Her acceptance speech left perhaps the biggest impression on the three-hour-long production. When Ralph’s name was called, the entire room rose to their feet in rapturous applause as she stood frozen in shock. After being led to the stage, rather than beginning to speak, she burst into song, performing “Endangered Species” by Dianne Reeves. At 66 years old, after nearly 50 years in the industry, Ralph gave a master class performance on the screen as Mrs. Howard, which was mirrored by her unforgettable acceptance speech.

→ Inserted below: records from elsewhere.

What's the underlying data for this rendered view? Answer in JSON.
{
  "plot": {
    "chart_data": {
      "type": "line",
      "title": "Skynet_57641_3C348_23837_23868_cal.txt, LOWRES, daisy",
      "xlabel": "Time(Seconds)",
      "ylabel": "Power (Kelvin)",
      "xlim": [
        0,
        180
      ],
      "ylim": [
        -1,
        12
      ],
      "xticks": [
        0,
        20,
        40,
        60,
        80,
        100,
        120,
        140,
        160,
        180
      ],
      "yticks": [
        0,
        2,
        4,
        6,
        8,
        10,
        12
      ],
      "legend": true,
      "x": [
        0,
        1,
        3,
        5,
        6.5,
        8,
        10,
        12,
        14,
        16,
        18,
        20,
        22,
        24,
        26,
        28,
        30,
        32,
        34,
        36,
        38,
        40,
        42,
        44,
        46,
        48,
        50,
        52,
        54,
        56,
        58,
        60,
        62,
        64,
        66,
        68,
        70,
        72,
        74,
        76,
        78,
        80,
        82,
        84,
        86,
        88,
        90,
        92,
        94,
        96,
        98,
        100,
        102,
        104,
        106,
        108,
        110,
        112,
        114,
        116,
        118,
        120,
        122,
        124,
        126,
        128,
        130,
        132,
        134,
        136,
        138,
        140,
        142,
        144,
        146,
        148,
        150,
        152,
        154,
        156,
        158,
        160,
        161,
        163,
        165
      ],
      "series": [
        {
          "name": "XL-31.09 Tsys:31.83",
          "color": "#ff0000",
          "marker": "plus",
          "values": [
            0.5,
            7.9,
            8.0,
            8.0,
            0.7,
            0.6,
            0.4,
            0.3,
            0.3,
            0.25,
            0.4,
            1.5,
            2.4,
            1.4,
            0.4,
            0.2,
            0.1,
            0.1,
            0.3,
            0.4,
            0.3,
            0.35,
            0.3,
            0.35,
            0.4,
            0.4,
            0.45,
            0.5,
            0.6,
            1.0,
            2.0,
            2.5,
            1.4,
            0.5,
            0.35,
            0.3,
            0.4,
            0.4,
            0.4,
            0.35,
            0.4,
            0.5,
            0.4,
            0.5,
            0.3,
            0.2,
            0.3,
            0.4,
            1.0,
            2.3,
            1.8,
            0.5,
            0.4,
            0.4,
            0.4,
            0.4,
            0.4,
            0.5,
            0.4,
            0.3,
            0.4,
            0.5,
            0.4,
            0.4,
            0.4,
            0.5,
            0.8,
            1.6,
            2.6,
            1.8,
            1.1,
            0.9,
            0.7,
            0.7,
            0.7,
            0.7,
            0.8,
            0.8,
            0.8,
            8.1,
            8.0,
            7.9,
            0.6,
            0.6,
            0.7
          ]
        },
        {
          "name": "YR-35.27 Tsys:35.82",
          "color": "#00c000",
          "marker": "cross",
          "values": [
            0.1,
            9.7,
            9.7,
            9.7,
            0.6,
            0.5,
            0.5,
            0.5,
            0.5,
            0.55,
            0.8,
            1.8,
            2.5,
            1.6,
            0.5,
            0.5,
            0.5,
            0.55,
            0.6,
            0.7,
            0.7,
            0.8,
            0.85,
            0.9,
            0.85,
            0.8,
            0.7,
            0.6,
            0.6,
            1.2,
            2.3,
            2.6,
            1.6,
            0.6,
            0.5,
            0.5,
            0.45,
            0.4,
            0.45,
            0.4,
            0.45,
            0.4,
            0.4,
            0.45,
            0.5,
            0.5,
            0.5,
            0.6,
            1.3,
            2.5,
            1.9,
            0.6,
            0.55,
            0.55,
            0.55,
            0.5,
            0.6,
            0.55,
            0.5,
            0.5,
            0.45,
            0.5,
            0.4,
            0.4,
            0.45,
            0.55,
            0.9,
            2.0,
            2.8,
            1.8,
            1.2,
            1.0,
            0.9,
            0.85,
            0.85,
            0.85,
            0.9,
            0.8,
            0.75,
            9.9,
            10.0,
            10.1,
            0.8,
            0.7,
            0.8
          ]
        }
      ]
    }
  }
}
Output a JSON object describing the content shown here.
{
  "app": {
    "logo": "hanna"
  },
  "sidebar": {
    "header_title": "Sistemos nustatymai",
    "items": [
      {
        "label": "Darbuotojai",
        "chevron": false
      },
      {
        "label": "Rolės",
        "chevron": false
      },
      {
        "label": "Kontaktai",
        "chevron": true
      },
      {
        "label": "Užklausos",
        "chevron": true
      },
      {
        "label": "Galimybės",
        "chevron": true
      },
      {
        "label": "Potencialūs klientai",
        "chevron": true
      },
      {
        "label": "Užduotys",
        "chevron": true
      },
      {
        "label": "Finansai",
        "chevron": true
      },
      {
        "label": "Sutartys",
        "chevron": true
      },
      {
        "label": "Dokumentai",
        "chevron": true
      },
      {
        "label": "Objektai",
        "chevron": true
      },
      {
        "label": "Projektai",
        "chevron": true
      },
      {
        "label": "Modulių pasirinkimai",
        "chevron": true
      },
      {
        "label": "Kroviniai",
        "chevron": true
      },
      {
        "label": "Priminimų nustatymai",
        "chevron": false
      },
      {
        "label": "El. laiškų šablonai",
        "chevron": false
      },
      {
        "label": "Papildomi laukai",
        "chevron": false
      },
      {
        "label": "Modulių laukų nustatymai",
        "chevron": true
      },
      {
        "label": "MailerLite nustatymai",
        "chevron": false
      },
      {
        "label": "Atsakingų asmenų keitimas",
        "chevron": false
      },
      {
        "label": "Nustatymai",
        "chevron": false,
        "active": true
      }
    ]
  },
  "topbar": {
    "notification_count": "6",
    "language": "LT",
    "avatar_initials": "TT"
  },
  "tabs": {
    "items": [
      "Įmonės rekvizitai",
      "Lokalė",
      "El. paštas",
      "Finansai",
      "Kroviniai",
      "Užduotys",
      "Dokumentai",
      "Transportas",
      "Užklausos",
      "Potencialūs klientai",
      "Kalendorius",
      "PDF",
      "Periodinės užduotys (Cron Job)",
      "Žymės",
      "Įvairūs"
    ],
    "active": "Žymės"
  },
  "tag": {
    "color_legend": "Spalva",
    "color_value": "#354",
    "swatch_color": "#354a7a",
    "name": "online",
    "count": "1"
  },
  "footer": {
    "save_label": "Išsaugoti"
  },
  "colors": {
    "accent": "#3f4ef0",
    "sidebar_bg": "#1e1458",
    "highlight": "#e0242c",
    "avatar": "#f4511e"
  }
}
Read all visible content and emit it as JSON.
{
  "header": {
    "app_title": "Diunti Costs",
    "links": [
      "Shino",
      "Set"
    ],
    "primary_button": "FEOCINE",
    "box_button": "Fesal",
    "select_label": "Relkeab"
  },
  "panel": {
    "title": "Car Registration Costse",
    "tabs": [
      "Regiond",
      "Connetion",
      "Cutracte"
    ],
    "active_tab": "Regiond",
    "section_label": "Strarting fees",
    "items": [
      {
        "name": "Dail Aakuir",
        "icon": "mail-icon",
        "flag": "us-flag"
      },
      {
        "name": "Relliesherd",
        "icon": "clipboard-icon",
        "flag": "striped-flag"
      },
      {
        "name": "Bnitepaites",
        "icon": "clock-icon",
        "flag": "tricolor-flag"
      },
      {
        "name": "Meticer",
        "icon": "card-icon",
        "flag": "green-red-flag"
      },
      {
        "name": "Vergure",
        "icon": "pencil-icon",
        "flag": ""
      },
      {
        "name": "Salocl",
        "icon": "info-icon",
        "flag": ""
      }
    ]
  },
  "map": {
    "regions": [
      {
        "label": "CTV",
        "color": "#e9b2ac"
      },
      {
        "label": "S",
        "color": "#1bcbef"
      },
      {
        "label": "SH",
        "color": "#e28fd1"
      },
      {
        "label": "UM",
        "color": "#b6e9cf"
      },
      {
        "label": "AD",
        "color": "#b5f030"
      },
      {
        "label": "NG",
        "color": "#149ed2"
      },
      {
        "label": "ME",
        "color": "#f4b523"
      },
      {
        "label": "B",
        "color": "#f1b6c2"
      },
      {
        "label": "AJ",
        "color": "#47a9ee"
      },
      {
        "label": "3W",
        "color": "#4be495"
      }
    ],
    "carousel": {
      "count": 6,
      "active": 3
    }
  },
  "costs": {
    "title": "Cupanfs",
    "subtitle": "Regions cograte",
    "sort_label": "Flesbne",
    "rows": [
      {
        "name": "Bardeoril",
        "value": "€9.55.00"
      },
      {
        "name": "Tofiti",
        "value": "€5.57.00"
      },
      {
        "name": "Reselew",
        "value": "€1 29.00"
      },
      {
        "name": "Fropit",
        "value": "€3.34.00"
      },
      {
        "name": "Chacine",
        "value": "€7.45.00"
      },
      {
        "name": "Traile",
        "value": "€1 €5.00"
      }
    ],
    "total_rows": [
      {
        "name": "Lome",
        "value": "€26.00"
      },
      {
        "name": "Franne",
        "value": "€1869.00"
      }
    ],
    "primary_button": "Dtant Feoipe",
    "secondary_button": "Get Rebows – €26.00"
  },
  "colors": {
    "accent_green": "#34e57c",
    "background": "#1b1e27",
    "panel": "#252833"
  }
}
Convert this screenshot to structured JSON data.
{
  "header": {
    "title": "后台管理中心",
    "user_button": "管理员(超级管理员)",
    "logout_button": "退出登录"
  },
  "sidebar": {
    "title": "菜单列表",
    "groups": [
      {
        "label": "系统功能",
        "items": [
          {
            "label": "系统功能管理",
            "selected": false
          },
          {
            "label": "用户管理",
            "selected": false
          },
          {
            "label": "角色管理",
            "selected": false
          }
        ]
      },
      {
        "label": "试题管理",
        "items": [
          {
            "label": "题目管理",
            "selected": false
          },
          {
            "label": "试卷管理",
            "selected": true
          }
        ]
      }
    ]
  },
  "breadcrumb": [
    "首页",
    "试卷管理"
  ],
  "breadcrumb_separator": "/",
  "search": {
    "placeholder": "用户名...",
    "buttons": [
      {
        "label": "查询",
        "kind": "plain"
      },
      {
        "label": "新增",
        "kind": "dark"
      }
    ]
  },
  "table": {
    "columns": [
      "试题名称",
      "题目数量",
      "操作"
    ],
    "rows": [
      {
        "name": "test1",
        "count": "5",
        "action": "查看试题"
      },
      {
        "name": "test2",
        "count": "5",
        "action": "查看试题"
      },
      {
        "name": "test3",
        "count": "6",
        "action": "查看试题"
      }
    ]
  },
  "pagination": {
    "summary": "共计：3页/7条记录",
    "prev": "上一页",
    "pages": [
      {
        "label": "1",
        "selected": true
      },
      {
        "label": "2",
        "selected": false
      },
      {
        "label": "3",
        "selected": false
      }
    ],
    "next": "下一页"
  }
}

Jennifer Coolidge, yet another veteran actress, is nothing less than a pop culture icon. With her memorable supporting roles in “Legally Blonde,” “American Pie” and “A Cinderella Story,” she is known for stealing scenes with her iconic voice and impeccable comedic delivery. After an extensive online fan campaign, it was no surprise that Coolidge took home the prize for best-supporting actress in a limited or anthology series for her role as Tanya McQuoid, a visitor of a resort dealing with alcoholism and personal loss, in “White Lotus.” In many ways, it feels like this win has cemented Coolidge where many fans have seen her for decades: among the Hollywood comedic actor elite.

These first-time Emmy winners are select examples of how consistent hard work and solid roles can yield results. For Keaton, the Emmy is just another acting accolade in an impressive array of nominations and awards. For Ralph and Coolidge, however, these Emmys mark a long overdue recognition of their nuanced and beloved work on screen.